Originally, /etc/magic was just a list of "magic cookie" values that
appeared as the first few bytes of a handful of specific file types on
various Unix implementations - executables, shell scripts, archive
libraries, etc. Later implementations of the file command and
/etc/magic are more sophisticated, and entries in /etc/magic can be
fairly complicated rules (along the lines of search for this regular
expression, then get the value of this byte at this offset from the
match, and so on).

So just using some random implementation of the file command doesn't
guarantee that you're using one with a very comprehensive /etc/magic
file. And many ISVs add entries to /etc/magic as part of product
installation, to recognize the particular file types their code generates.
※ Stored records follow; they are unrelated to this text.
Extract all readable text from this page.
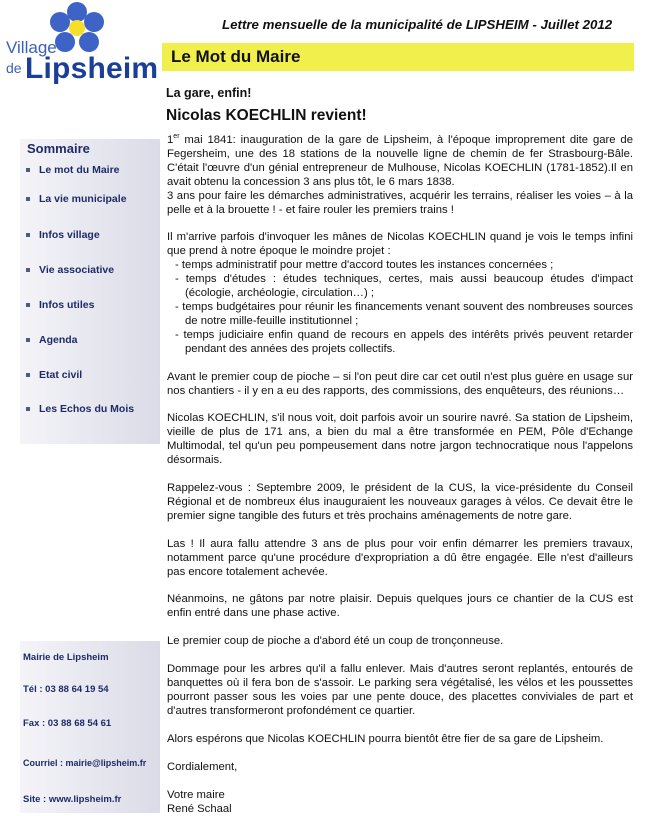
Village
de Lipsheim
Lettre mensuelle de la municipalité de LIPSHEIM - Juillet 2012
Le Mot du Maire
La gare, enfin!
Nicolas KOECHLIN revient!
Sommaire
Le mot du Maire
La vie municipale
Infos village
Vie associative
Infos utiles
Agenda
Etat civil
Les Echos du Mois
Mairie de Lipsheim
Tél : 03 88 64 19 54
Fax : 03 88 68 54 61
Courriel : mairie@lipsheim.fr
Site : www.lipsheim.fr

1er mai 1841: inauguration de la gare de Lipsheim, à l'époque improprement dite gare de Fegersheim, une des 18 stations de la nouvelle ligne de chemin de fer Strasbourg-Bâle. C'était l'œuvre d'un génial entrepreneur de Mulhouse, Nicolas KOECHLIN (1781-1852).Il en avait obtenu la concession 3 ans plus tôt, le 6 mars 1838.

3 ans pour faire les démarches administratives, acquérir les terrains, réaliser les voies – à la pelle et à la brouette ! - et faire rouler les premiers trains !

Il m'arrive parfois d'invoquer les mânes de Nicolas KOECHLIN quand je vois le temps infini que prend à notre époque le moindre projet :

- temps administratif pour mettre d'accord toutes les instances concernées ;
- temps d'études : études techniques, certes, mais aussi beaucoup études d'impact (écologie, archéologie, circulation…) ;
- temps budgétaires pour réunir les financements venant souvent des nombreuses sources de notre mille-feuille institutionnel ;
- temps judiciaire enfin quand de recours en appels des intérêts privés peuvent retarder pendant des années des projets collectifs.

Avant le premier coup de pioche – si l'on peut dire car cet outil n'est plus guère en usage sur nos chantiers - il y en a eu des rapports, des commissions, des enquêteurs, des réunions…

Nicolas KOECHLIN, s'il nous voit, doit parfois avoir un sourire navré. Sa station de Lipsheim, vieille de plus de 171 ans, a bien du mal a être transformée en PEM, Pôle d'Echange Multimodal, tel qu'un peu pompeusement dans notre jargon technocratique nous l'appelons désormais.

Rappelez-vous : Septembre 2009, le président de la CUS, la vice-présidente du Conseil Régional et de nombreux élus inauguraient les nouveaux garages à vélos. Ce devait être le premier signe tangible des futurs et très prochains aménagements de notre gare.

Las ! Il aura fallu attendre 3 ans de plus pour voir enfin démarrer les premiers travaux, notamment parce qu'une procédure d'expropriation a dû être engagée. Elle n'est d'ailleurs pas encore totalement achevée.

Néanmoins, ne gâtons par notre plaisir. Depuis quelques jours ce chantier de la CUS est enfin entré dans une phase active.

Le premier coup de pioche a d'abord été un coup de tronçonneuse.

Dommage pour les arbres qu'il a fallu enlever. Mais d'autres seront replantés, entourés de banquettes où il fera bon de s'assoir. Le parking sera végétalisé, les vélos et les poussettes pourront passer sous les voies par une pente douce, des placettes conviviales de part et d'autres transformeront profondément ce quartier.

Alors espérons que Nicolas KOECHLIN pourra bientôt être fier de sa gare de Lipsheim.

Cordialement,

Votre maire

René Schaal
Since http://swoag.webhop.org/ provides no information (that I could
find) about what implementation it's using, who knows if it's any good?

Of course, this won't help you identify the files in question, unless
you want to go around trying different file implementations (which you
probably don't).

Incidentally, file implementations are available for Windows, for
example as part of Cygwin. (For the record, the Cygwin /etc/magic
doesn't recognize MF ISAM files or their index files as anything but
"data". I'm not sure there *is* anything in MF ISAM files that can be
used to distinguish them.) While they may not help in this particular
case, they can be useful in others.

--
Michael Wojcik
Micro Focus
Rhetoric & Writing, Michigan State University
From: Alistair on
On Feb 4, 4:02 pm, Michael Wojcik <mwoj...(a)newsguy.com> wrote:
> Alistair wrote:
>
> > The same way that I went about guessing the contents of a VDF (Visual
> > Data Flex) file: look at the reports or screens produced/used and tie
> > their contents to the data in the file. It takes a bit of brain
> > processing and is not guaranteed to be 100% foolproof especially if
> > you don't know the data formats available to the database.
>
> > If you don't have the file layouts and probably you don't have report
> > or screen shots then you probably won't be able to resolve the issue.
>
> In other words, this is a forensic exercise. It's impossible to
> reconstruct the data format with guaranteed complete accuracy in the
> general case, and difficult in many specific cases. You'd need to
> perform a cost/benefit analysis to determine how much effort is
> reasonable to expend on it.
>

The application of a cost benefit analysis is quite a good idea as I
found the effort excessive (but I had very little choice in the
matter).

I think SOMEGUY is banging his head against a brick wall (ce taper la
tete contre le mur as they say in Germany) without the copylibs.